Monkeypox datasets
New dataset version (tag 2022-08-19T12:00:00Z
)
All monkeypox datasets
Clade names now follow the convention agreed during WHO consultation:
- Clade 1 -> Clade I
- Clade 2 -> Clade IIa
- Clade 3 -> Clade IIb
The common ancestor of clade IIa and clade IIb is called clade II.
The clade/lineage hierarchy now has a middle level called outbreak
. For now there is just one outbreak called hMPXV-1
but in the future other clusters that may be worth naming may get an outbreak
name - even if they don't get lineages of their own.

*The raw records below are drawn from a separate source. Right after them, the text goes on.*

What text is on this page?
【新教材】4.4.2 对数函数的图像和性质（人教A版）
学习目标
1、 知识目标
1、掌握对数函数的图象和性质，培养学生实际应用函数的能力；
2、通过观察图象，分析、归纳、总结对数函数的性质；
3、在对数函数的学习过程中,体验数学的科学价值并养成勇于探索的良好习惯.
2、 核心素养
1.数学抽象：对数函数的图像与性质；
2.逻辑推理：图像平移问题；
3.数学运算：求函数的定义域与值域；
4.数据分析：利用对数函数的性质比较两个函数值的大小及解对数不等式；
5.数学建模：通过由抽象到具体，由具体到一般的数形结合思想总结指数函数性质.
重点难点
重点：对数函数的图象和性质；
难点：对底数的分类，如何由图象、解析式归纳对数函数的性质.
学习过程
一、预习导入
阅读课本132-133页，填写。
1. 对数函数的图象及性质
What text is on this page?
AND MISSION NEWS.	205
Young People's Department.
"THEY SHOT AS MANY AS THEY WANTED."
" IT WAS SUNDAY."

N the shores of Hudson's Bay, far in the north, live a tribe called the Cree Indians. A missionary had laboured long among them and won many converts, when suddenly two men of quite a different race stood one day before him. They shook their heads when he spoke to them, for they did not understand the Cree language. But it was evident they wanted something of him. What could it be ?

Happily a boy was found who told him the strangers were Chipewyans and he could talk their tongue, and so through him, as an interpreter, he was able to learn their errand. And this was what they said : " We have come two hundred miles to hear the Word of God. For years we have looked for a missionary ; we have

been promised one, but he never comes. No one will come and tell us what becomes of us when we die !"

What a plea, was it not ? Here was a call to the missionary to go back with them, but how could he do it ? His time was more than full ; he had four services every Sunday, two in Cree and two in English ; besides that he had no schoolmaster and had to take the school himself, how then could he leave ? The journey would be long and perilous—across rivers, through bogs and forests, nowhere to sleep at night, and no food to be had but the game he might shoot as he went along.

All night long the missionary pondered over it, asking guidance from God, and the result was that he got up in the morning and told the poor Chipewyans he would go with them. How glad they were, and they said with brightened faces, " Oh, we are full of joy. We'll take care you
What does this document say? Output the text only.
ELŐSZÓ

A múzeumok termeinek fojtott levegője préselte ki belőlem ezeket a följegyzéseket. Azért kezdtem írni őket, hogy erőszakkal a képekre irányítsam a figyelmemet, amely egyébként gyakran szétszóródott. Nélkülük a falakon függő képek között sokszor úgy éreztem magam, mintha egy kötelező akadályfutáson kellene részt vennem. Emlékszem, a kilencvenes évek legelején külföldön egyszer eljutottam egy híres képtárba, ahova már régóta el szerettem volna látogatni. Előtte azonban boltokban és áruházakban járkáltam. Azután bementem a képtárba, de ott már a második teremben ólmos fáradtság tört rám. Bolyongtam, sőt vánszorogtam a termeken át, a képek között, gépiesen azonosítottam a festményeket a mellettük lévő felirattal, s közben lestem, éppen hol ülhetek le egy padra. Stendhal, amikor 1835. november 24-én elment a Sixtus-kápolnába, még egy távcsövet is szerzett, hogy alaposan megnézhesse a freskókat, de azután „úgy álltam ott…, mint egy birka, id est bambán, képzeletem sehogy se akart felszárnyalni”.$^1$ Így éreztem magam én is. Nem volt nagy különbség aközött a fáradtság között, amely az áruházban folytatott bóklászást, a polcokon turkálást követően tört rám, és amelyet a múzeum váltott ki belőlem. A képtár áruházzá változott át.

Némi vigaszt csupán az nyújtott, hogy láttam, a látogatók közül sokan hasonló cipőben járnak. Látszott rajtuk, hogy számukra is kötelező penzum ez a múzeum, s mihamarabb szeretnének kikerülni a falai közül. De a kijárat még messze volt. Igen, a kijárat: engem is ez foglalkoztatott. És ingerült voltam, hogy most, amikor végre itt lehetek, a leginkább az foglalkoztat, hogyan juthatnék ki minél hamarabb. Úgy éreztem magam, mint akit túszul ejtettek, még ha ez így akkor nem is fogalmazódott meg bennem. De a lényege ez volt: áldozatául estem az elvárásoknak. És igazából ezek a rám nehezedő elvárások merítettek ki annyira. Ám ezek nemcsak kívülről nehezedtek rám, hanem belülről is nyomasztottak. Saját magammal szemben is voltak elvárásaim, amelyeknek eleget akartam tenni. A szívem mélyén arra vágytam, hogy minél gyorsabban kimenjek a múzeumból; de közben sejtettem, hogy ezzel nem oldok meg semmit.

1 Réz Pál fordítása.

This middle level is output into Nextclade web and TSV/CSV files in the same way as lineages
. The field is called outbreak
. If a sequence does not belong to an outbreak, the field will be empty.
Sequences released by Genbank up to 2022-08-18 are included in the new dataset.
MPXV (All clades)
The reconstructed ancestor is now assigned clade outgroup
- until now the clade field was empty.
The reference.fasta ID has been renamed to reconstructed_ancestral_mpox_in_NC_063383_coordinates
as requested in issue #35. This should not impact most users - the change only affects the name of the reference sequence as output to the alignment if you use Nextclade-CLI and include the --include-reference
flag.
hMPXV-1 B.1 dataset
The reference.fasta ID has been renamed to MPXV_USA_2022_MA001_in_NC_063383_coordinates
, see above for a description of the impact (for most people none).